Macalester student workers signed a petition to join MUWU – the Macalester Undergraduate Workers’ Union – after organizers went public with the campaign in February. (photo submitted by MUWU)
After 14 months of internal organizing, student workers at Macalester College went public in February with their campaign to form a union on the St. Paul campus.
“There are pretty big problems with student employment that are not going to be addressed unless we have the legally protected means to do so that you only really get with a union,” sophomore Henna Schecter, a member of the organizing committee, said.
Student workers hope to bargain for better pay and assurances that they will get enough hours to maximize their financial-aid packages. They also said unionizing would create protected, respectful lines of communication with their supervisors – who may double as their teachers – on work-related concerns.
“We’re treated more as students than we are as workers,” Roxy, a sophomore who works in the campus center, said. “We’re expected to do the work that any employee would be expected to do, but we’re not given the same sort of respect that an employee of the school should be given.”
Roughly half of Macalester’s 2,000 students have work-study jobs on campus. Organizers are moving quickly to collect enough union cards to demonstrate majority support before the spring semester ends – and hundreds of potential members of the bargaining unit graduate.
In the interest of timing, the Macalester Undergraduate Workers’ Union – or “MUWU,” an acronym that, yes, served as inspiration for the union’s cattle-themed logo – sought a neutrality agreement from the school, and asked for voluntary recognition if they collect enough union cards to demonstrate a majority.
While Macalester pledged to maintain a neutral public stance toward the organizing drive, a spokesperson said the school would force an election before recognizing the union.
For organizers, the decision was disappointing.
“Macalester has always been very prominent when it comes to activism, and they’ve always been very good about having people feel comfortable in making their voices heard,” Schecter said. “We would love to see that continue in recognizing us as a union.”
A frenzied start
Despite the setback, Schecter and other supporters described a growing enthusiasm for the union on campus. Hundreds of student workers signed onto the campaign in the days following the public announcement, as organizers posted signs, chalked sidewalks and collected signatures in public spaces.
“I feel like people are being heard, and it always feels good to be heard,” junior Bontu Takele, a sports medicine and research assistant, said. “It’s been exhilarating.”
It’s also been a long time in the works.
Student workers at Macalester began organizing in the fall of 2022. Roxy, Schecter and a few other students were planning actions in solidarity with Macalester dining workers who were forming a union at the time, when someone floated the idea of a union of their own.
The group quietly expanded its outreach to student workers in different departments, seeking to identify common issues that collective bargaining might address.
Several student workers cited disparities in the expectations of different work-study jobs that pay the same wage. Students working in the dining hall or assisting the training staff during an early-morning football practice are paid the same amount – minimum wage – as workers in cushier jobs, like staffing an information desk in the library.
“People are working long shifts in hot conditions and making the same amount as people who are working like three hours a week in an office, doing their homework,” Schecter said.
Organizers also heard from workers that lack of respect could be an issue in some positions.
“It feels like straight-up verbal abuse at times, and we don’t really have an outlet to talk about it except for with each other because of fear of being heard and potentially getting fired,” Takele said. “Having a level of respect between employer and employee is what I would like, not a power imbalance.”

MUWU decided to go public its union drive after organizing meetings began drawing nearly 50 student workers. (photo submitted by MUWU)
Within months of forming an organizing committee, its meetings had grown from six workers to 20. When nearly 50 student workers tried to cram into a meeting space earlier this semester, organizers decided it was time to go public.
“Summer is going to be a huge momentum waster, so we decided it was best to keep the momentum going now,” Schechter said. “It feels like we are very much at the start of something.

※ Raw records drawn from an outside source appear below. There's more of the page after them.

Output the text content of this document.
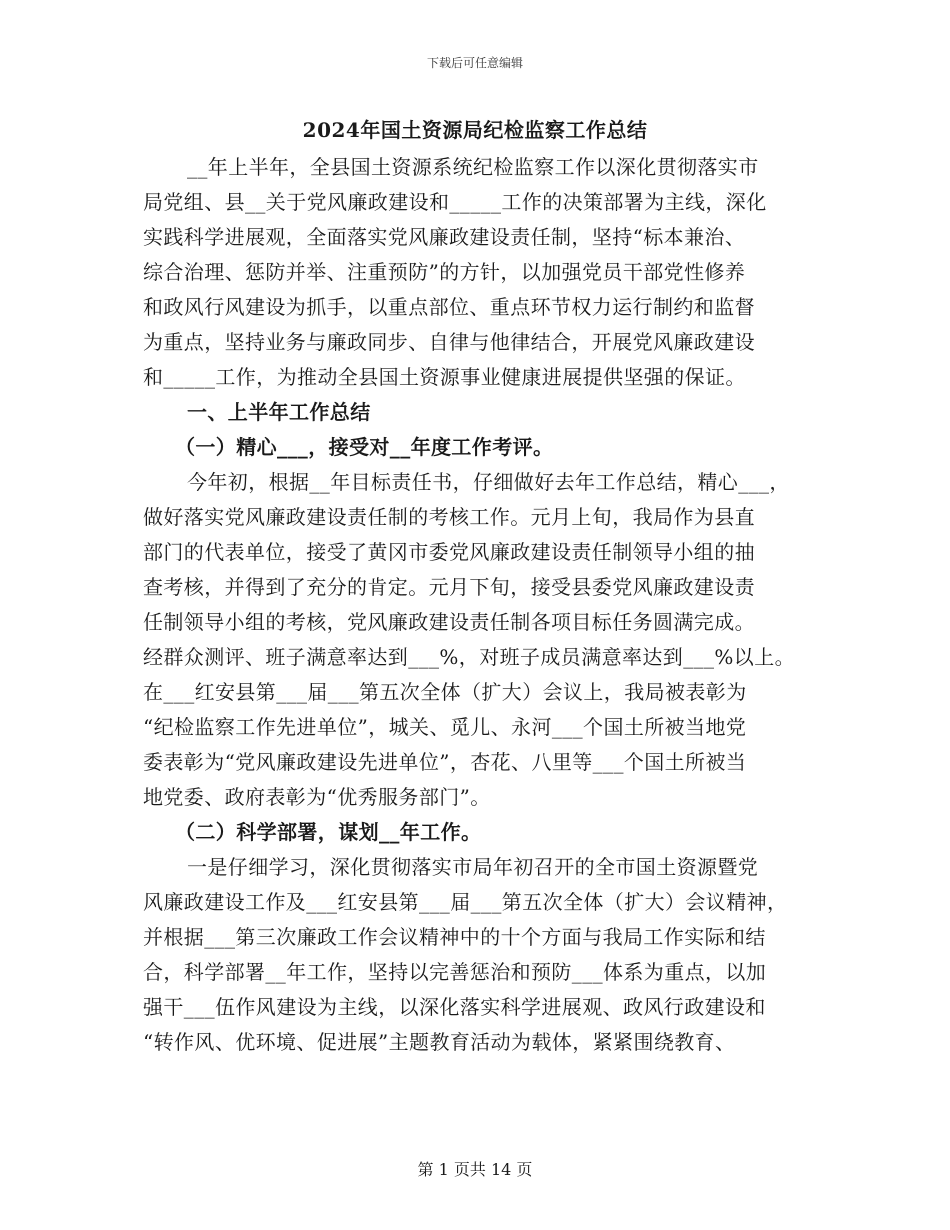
下载后可任意编辑
2024年国土资源局纪检监察工作总结
__年上半年，全县国土资源系统纪检监察工作以深化贯彻落实市
局党组、县__关于党风廉政建设和_____工作的决策部署为主线，深化
实践科学进展观，全面落实党风廉政建设责任制，坚持“标本兼治、
综合治理、惩防并举、注重预防”的方针，以加强党员干部党性修养
和政风行风建设为抓手，以重点部位、重点环节权力运行制约和监督
为重点，坚持业务与廉政同步、自律与他律结合，开展党风廉政建设
和_____工作，为推动全县国土资源事业健康进展提供坚强的保证。
一、上半年工作总结
（一）精心___，接受对__年度工作考评。
今年初，根据__年目标责任书，仔细做好去年工作总结，精心___，
做好落实党风廉政建设责任制的考核工作。元月上旬，我局作为县直
部门的代表单位，接受了黄冈市委党风廉政建设责任制领导小组的抽
查考核，并得到了充分的肯定。元月下旬，接受县委党风廉政建设责
任制领导小组的考核，党风廉政建设责任制各项目标任务圆满完成。
经群众测评、班子满意率达到___%，对班子成员满意率达到___%以上。
在___红安县第___届___第五次全体（扩大）会议上，我局被表彰为
“纪检监察工作先进单位”，城关、觅儿、永河___个国土所被当地党
委表彰为“党风廉政建设先进单位”，杏花、八里等___个国土所被当
地党委、政府表彰为“优秀服务部门”。
（二）科学部署，谋划__年工作。
一是仔细学习，深化贯彻落实市局年初召开的全市国土资源暨党
风廉政建设工作及___红安县第___届___第五次全体（扩大）会议精神，
并根据___第三次廉政工作会议精神中的十个方面与我局工作实际和结
合，科学部署__年工作，坚持以完善惩治和预防___体系为重点，以加
强干___伍作风建设为主线，以深化落实科学进展观、政风行政建设和
“转作风、优环境、促进展”主题教育活动为载体，紧紧围绕教育、
第 1 页共 14 页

We don’t know where it’s going to go, and we have no real context for what’s going to happen. But it is really exciting.”
Seizing the moment
Undergraduate student worker unions are a relatively recent phenomenon, as the National Labor Relations Board waffled for years on the question of whether or not student workers were primarily students and, as a result, ineligible for collective bargaining.
In 2016 the board issued a ruling that affirmed student workers’ right to unionize, and it survived a challenge by Duke University last year. Thousands of student workers – mostly graduate, but some undergraduate students, too – have unionized since the 2016 ruling, with a big spike in organizing during the pandemic.
Worker-organizers at Macalester hope to join their ranks soon.
“This is the culmination of a long, long period of work,” Roxy said. “It’s really cool to see the solidarity and see people coming together, and I really think this can spark more organizing among undergrads.”